Submitted by carl.tulsa on
This week in Talk Nerdy to Me we’re going to look at what cards have been the read the most this semester. This will give us a good idea of how reading habits change as the semester progresses.
“A Rose for Emily” quite literally jumps out. It has almost four times as many views as the second most read text! While it might just be Faulkner’s high quality writing, I think it’s safe to assume that because it was the first piece of literature for the semester, everyone wanted to make sure they’d really gotten a handle on it. Hawthorne’s “Young Goodman Brown” is next, and it got roughly four times as many views as the texts in the bottom of the top ten. “Oh, to Be a Blobel!” rounds out the top three and the literary texts in our data set today—and is also far ahead of anything below it.
Tied with the top three in terms of genre, the 4th, 5th, and 7th place texts are all session introductions. It should not be surprising that some of the most read texts are the first ones you have to open—and that also indicates that most of you are reading the sessions linearly, which also isn’t surprising.
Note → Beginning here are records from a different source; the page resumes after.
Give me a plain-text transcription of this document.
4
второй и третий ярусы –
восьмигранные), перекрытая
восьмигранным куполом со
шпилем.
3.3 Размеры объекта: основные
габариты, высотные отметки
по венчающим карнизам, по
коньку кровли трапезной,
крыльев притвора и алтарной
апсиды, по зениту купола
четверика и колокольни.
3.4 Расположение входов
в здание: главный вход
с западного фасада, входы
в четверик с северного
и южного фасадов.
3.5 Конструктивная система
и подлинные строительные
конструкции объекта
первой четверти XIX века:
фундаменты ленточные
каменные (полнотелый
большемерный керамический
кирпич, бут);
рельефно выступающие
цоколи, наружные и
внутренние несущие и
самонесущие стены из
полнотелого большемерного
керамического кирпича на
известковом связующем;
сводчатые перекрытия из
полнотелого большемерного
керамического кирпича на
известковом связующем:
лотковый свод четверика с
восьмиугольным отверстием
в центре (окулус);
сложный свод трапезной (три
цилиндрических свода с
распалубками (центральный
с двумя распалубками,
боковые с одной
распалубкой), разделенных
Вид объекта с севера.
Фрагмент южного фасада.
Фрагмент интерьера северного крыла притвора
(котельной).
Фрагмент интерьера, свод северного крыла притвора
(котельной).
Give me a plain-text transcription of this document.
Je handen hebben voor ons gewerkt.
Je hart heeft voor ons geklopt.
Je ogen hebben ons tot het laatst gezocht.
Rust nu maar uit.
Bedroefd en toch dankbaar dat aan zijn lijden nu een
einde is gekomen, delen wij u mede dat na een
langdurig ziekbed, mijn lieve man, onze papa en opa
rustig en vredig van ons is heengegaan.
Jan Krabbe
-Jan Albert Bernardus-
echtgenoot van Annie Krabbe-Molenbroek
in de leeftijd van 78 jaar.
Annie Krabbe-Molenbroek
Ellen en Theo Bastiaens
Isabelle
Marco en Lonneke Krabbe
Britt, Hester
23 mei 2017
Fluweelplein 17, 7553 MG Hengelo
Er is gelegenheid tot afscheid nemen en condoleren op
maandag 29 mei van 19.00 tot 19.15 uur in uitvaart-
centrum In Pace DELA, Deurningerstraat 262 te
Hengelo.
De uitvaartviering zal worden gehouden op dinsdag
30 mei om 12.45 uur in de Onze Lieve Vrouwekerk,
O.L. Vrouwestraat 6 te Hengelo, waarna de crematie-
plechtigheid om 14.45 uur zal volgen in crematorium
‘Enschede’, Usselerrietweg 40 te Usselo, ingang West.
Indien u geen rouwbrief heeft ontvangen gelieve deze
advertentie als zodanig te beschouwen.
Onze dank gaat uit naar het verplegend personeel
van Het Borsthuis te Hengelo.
However, they’re clearly less read than the top three—and that also isn’t terribly surprising, since the real meat of the week comes later.
Then we have our four oddballs: two theory texts, a methodological one, and the reading and study questions for one week. This could represent a couple of things: firstly, that there’s more of an even distribution of views after the top three, which seems to be implied by the flattening of the bottom half of the graph, and so these are just a random selection of texts from SHRIMP; or secondly, that you all aren’t coming back to read over later texts as much, for any number of reasons ranging from taking better notes to having less time as the semester draws on. Most likely, it’s a little bit of both.